The three are XTC’s Skylarking (sorta obvious and overblown to me now, I’m an XTC appreciator more than a regular fan these days, though I have literally everything by them), the Primitive’s Pure (brilliant still, a futzing around of their Blondie/JAMC/’pure pop’ template that has the even more appropriate “August Rain” on it among many other goodies) and the one I’m listening to now, the Dead Milkmen’s still ridiculously brilliant and entertaining debut Big Lizard in My Backyard. All three suggest hot afternoons, dry heat rather than humidity, late evenings, reading and relaxing in the savage torpor, feeling the light around you, and a certain state of mind and of place — it’s 1990 again and somehow I’m making my way through UCLA, not yet twenty years old, wondering what else is out there, making new friends, awkwardly trying to take some things a step further and failing.
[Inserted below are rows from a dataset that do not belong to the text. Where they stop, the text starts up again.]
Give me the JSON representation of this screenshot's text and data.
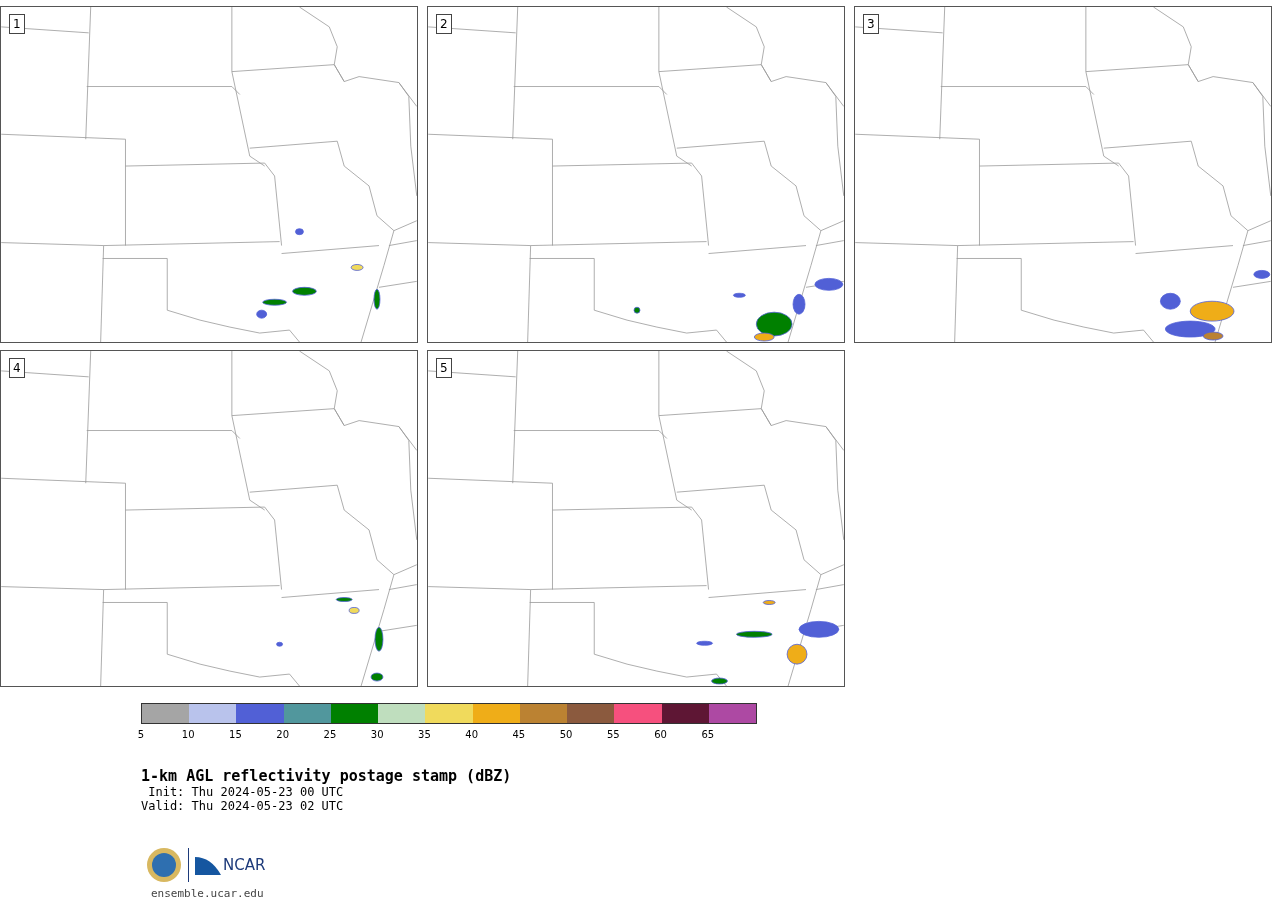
{
  "panels": [
    {
      "label": "1"
    },
    {
      "label": "2"
    },
    {
      "label": "3"
    },
    {
      "label": "4"
    },
    {
      "label": "5"
    }
  ],
  "colorbar": {
    "segments": [
      {
        "color": "#a5a5a5"
      },
      {
        "color": "#b9c3ec"
      },
      {
        "color": "#5160d6"
      },
      {
        "color": "#51979d"
      },
      {
        "color": "#008000"
      },
      {
        "color": "#bfdebe"
      },
      {
        "color": "#f0da5c"
      },
      {
        "color": "#efad18"
      },
      {
        "color": "#bb8232"
      },
      {
        "color": "#8b5a3e"
      },
      {
        "color": "#f6507e"
      },
      {
        "color": "#5e1634"
      },
      {
        "color": "#ad49a3"
      }
    ],
    "ticks": [
      "5",
      "10",
      "15",
      "20",
      "25",
      "30",
      "35",
      "40",
      "45",
      "50",
      "55",
      "60",
      "65"
    ]
  },
  "title": "1-km AGL reflectivity postage stamp (dBZ)",
  "init": " Init: Thu 2024-05-23 00 UTC",
  "valid": "Valid: Thu 2024-05-23 02 UTC",
  "logo_text": "NCAR",
  "url": "ensemble.ucar.edu"
}
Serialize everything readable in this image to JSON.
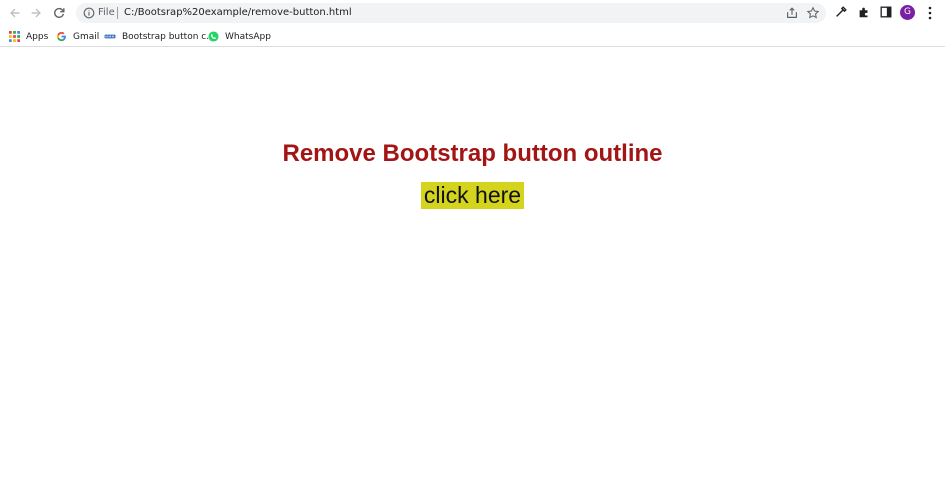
{
  "browser": {
    "scheme_label": "File",
    "url": "C:/Bootsrap%20example/remove-button.html",
    "avatar_letter": "G",
    "avatar_color": "#7b1fa2"
  },
  "bookmarks": [
    {
      "label": "Apps",
      "icon": "apps-grid-icon"
    },
    {
      "label": "Gmail",
      "icon": "google-icon"
    },
    {
      "label": "Bootstrap button c...",
      "icon": "site-favicon-icon"
    },
    {
      "label": "WhatsApp",
      "icon": "whatsapp-icon"
    }
  ],
  "page": {
    "heading": "Remove Bootstrap button outline",
    "button_label": "click here",
    "heading_color": "#a31515",
    "button_color": "#d4d41e"
  }
}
Playing them brings memories back, sure, but it’s a comfortable one, and one that maintains just enough of a gentle presence — it wasn’t a paradise or perfect but it certainly was pretty good, one of the last little moments before the nineties became The Nineties.

Earlier this year Dead Milkmen member Dave Blood passed on, the first participant in any of these three albums to no longer be in this world. It doesn’t necessarily change the feeling of the album any — not at all, indeed, his bass playing is still the sometimes steady, sometimes frenetic performance that helps hold it all together. But it’s a reminder that my own memories will grow, maybe not dimmer, but more removed, and that the unique relationship that I hold to these three records will only last as long as I. Morbid? Perhaps, but also realistic — and yet for all that, more of a reason to relisten and celebrate now. Because once again, it’s a great August.